Viernes, 26 de Abril de 2024

En busca del disfrute perdido

ArgentinaLa Nación, Argentina 22 de abril de 2019

El propósito fue generoso desde el origen

El propósito fue generoso desde el origen. La especialista en educación Laura Duschatzky primero concibió su libro ¿Cómo disfrutar de mis clases? (Morata) con la intención de colaborar -a partir de un pedido de ayuda muy concreto- en la ardua tarea de recuperar el placer de la enseñanza, que hasta el docente más entusiasta puede perder casi sin darse cuenta en cualquier recodo del papeleo burocrático, en la erosión de la rutina, en la aspereza o la indiferencia que a veces ganan el aula. Y luego lo escribió con el afán de hacer algo "que sea ante todo interesante", "que den ganas de leer". Se agradece la cortesía.
Nótese que los signos de interrogación en el título disipan (¡qué alivio!) cualquier amenaza de discurso prescriptivo en la línea de los manuales de autoayuda. La autora no ofrece fórmulas ni recetas, sino que se pregunta -y, más importante, invita a sus lectores a preguntarse- de qué manera se puede recuperar la alegría perdida.
En el comienzo hay alguien a punto de hundirse: "¡Ayúdame a disfrutar de mis clases!", implora a Laura una docente universitaria a la que acaba de conocer en Madrid. A partir de esas palabras -y motorizada siempre por un denso intercambio de correspondencia electrónica entre ambas, donde cada una disecciona sentimientos, sensaciones, miedos, esperanzas, experiencias y frustraciones-, Duschatzky enlaza una serie de reflexiones acerca del sentido de la tarea pedagógica, los prejuicios que la opacan, los gestos que la enriquecen y los obstáculos que la dificultan.
Pero en esa búsqueda Laura siembra para que cosechen otros. No solo los maestros. Porque aquí se trata de volver a sentir el placer de hacer aquello que alguna vez nos convocó, precisamente, como una vocación, y que extraviamos en el surco estéril de la repetición automática, el desaliento o el hastío. Entonces, la indagación toca a todos, incluidos quienes se emplean en tareas que no han elegido y cumplen como mero ganapán. Aun allí (si se está alerta y se activa el deseo, claro) se puede abrir hendijas para que entre la luz.
Así, el salón de clases que presenta la autora adquiere los contornos de un gran laboratorio simbólico donde todos, seamos o no maestros, podemos poner bajo la lupa las propias emociones: cómo reaccionamos ante situaciones imprevistas, cuánto confiamos en nosotros mismos (y en quienes nos rodean), cuán flexibles (o rígidos) podemos llegar a ser.
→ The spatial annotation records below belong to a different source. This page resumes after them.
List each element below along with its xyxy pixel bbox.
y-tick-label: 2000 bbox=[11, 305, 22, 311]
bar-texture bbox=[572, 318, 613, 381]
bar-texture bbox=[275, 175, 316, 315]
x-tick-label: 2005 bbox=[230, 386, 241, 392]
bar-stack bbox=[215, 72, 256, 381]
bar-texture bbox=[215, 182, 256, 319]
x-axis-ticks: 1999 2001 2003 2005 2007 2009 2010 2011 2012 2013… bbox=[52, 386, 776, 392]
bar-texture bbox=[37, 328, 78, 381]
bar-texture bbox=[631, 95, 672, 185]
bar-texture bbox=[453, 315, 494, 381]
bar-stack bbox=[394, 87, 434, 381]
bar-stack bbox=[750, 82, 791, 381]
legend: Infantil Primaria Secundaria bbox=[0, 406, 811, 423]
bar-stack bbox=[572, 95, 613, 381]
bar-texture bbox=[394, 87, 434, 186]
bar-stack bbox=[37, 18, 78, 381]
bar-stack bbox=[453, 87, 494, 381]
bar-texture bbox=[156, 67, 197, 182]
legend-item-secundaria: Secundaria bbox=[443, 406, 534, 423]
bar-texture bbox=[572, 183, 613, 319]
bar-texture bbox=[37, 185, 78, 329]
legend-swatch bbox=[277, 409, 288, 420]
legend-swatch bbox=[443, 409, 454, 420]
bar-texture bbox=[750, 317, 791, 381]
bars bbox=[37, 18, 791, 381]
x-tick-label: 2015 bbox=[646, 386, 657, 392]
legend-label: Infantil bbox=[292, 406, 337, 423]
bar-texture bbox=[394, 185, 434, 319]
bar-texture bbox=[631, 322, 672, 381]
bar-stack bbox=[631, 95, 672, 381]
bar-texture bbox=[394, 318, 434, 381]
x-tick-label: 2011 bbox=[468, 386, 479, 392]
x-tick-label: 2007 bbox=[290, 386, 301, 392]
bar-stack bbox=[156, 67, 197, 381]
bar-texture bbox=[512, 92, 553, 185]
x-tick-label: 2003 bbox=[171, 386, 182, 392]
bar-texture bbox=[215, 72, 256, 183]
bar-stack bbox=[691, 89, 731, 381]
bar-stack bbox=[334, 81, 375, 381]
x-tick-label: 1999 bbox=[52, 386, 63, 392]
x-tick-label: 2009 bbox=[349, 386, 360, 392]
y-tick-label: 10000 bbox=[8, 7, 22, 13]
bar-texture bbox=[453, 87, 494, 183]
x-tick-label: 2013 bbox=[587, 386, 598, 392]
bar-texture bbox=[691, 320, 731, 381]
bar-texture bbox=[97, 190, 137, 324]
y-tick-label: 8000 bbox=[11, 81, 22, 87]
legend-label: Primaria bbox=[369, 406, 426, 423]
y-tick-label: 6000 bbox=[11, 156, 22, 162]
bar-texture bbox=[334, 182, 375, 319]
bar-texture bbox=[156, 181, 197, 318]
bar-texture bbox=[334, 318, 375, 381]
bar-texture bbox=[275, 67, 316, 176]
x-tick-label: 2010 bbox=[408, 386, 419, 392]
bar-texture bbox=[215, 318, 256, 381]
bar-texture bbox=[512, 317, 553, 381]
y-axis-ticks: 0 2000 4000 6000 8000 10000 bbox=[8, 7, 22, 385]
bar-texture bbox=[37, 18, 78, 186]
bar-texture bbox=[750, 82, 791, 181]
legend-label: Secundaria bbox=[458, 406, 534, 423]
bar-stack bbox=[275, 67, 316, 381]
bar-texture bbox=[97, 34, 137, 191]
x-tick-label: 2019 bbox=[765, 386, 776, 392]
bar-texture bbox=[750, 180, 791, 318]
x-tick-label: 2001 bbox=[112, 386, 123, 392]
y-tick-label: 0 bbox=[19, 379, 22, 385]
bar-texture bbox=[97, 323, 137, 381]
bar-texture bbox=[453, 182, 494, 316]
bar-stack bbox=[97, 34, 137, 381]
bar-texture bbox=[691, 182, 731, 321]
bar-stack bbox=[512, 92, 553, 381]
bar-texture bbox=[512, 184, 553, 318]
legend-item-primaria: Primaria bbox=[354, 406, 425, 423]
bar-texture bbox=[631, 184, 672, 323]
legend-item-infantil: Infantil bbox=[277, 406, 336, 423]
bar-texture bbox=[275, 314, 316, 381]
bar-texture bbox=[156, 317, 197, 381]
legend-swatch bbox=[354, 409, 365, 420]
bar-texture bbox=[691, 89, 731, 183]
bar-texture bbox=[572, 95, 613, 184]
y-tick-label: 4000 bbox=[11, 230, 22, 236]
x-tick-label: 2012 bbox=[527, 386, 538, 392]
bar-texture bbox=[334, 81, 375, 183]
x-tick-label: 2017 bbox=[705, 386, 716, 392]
En qué momento la creatividad diáfana del juego se hizo yugo de piedra.
En la trama de pensamientos, anécdotas, ejemplos, citas literarias y filosóficas que Duschatzky va tejiendo en torno al oficio de enseñar (de Hannah Arendt a Gilles Deleuze, de Samuel Beckett a Julio Cortázar, pasando por Roland Barthes, Ingmar Bergman o Javier Daulte) brillan unas líneas que toma de Philippe Meirieu: "No nos podemos contentar con dar de beber a quienes ya tienen sed. También hay que dar sed a quienes no quieren beber". La frase sirve como epígrafe al capítulo "La enseñanza como convite" y se abre a un sinfín de variaciones acerca del reto docente de estimular a los alumnos. Pero, una vez más, son palabras que resuenan en otros oídos. Crear esa "sed" en el propio cuerpo, imprescindible para una existencia plena, exige tanta compleja sutileza y al mismo tiempo tanta potencia que puede resultar mucho más difícil que satisfacerla.
En lo que Laura esboza como principios de una "ética docente" van algunas claves que trascienden los muros de la escuela: "No esperar nada de nadie (tarea tan difícil), sabernos falibles y mejorables, sabernos vulnerables y sensibles, trabajar para no endurecernos y anestesiarnos frente a la vida que no siempre se nos presenta fácil, saber que el trabajo colectivo nos potencia y fortalece". Ni poco ni sencillo. Apenas un primer paso hacia el reencuentro con el disfrute, esa felicidad pequeña, imperfecta, frágil y tan necesaria.